Memang secara pribadi penulis tidak tau pasti apa yang mereka obrolkan tetapi berdasarkan pengalaman hidup, mereka hanya membual untuk hal-hal yang tidak penting dan jarang sekali ada hubunganya dengan akademis atau kepentingan hidup kita.
Terlepas dari problema itu, seharusnya mahasiswa adalah manusia dalam usia produktif dengan usia dan kesempatanya mereka bisa berkarya lebih dari pada sekedar duduk-duduk menghabiskan waktunya di warung kopi. Tidak semua mahasiswa suka dengan dunia akademis terlebih menulis dan membaca, terlepas dari motivasi kenapa mereka mengambil pilihan untuk kuliah. Yang disayangkan adalah ketika aktifitas ngopi menjadikan diri kita semakin jauh bahkan banyak juga yang lupa akan tanggung jawab. Selama apapun waktu tersisa seharusnya kita mampu melakukan perenungan terhadap kondisi saat ini, budaya ngopi yang negativ sama sekali seperti virus semakin lama semakin menjangkit bahkan belum ditemukan anti virusnya saat ini. Bayangkan dengan kondisi seperti ini terus terjadi maka bisa prediksi generasi penerus kita, mereka akan menjadi generasi pemalas, gampang dicekoki faham-faham imporan, termakan kecangihan teknologi, hanya sebagi konsumen dan sering juga menerima kerugianya.

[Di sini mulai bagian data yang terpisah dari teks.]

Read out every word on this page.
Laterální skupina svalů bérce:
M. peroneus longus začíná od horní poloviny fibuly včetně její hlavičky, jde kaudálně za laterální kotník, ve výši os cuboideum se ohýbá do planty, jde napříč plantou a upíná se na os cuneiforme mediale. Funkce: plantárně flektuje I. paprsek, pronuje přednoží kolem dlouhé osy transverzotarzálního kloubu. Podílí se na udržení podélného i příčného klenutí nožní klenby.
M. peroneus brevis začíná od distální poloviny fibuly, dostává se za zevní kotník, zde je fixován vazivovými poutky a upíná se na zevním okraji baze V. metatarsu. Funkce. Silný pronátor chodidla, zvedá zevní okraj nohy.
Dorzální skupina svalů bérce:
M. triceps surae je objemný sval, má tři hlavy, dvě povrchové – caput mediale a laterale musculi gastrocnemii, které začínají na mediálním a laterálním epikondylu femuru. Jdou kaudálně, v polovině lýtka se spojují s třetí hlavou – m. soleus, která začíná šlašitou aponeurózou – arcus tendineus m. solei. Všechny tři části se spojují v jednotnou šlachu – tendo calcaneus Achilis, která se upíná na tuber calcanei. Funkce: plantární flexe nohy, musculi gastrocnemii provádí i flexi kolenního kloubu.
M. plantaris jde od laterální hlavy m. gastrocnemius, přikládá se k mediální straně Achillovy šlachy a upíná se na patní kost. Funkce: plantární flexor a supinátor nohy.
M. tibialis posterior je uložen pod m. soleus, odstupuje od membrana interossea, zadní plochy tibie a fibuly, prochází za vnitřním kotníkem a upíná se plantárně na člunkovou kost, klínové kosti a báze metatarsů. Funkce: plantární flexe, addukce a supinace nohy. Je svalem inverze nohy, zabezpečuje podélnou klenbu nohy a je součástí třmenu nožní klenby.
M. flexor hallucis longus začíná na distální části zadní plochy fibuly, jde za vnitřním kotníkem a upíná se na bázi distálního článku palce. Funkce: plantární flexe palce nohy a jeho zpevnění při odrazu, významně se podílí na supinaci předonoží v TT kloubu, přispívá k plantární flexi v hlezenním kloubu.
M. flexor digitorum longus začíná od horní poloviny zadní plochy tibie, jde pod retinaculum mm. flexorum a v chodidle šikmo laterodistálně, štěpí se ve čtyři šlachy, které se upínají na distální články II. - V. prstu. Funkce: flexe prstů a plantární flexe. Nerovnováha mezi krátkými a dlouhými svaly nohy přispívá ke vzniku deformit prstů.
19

Oleh karenanya seharusnya perlu ada kesadaran kita bersama, bagaimana seharusnya hal positif seperti ngopi menjadi hal yang produktif terlebih mendukung dunia akademis dan sosial yang mereka emban. Olehkarenanya mari kita mengkapanyekan tentang produktifitas generasi emas indonesia saat ini, dengan memanfaatkan segala fasilitas seperti ngopi untuk melakukan hal yang produktif, seperti membaca menulis, berdiskusi, dan membahas kondisi sosial bangsa ini yang sebenarnya sangat membutuhkan uluran tangan para mahasiswa, yang katanya adalah agen perubahan, agen sosial kontrol, dan agen-agen yang lainya, jangan sampai kita hanya menjadi bahan cekokan para faham-faham yang disebarkan lewat media masa yang sebenarnya itu njauh dari nilai-nilai yang ada dalam bangsa kita.
Kalau tidak dimulai hari ini lantas kapan perubahan ini akan terjadi? Memang semuanya terasa sulit tetapi kalau kesadaran itu dibangun dari pribadi kita saya rasa tidak ada yang tidak mungkin, semua akan menjadi lebih baik selama kita tidak pernah putus asa dan terus berusaha. Tanpa mendiskritkan pihak manapun dalam tulisan ini, pastinya pasti ada beberapa hal yang kurang berkenan, sehingga kritik dan saran sangat penulis harapkan untuk kebaikan kita bersama.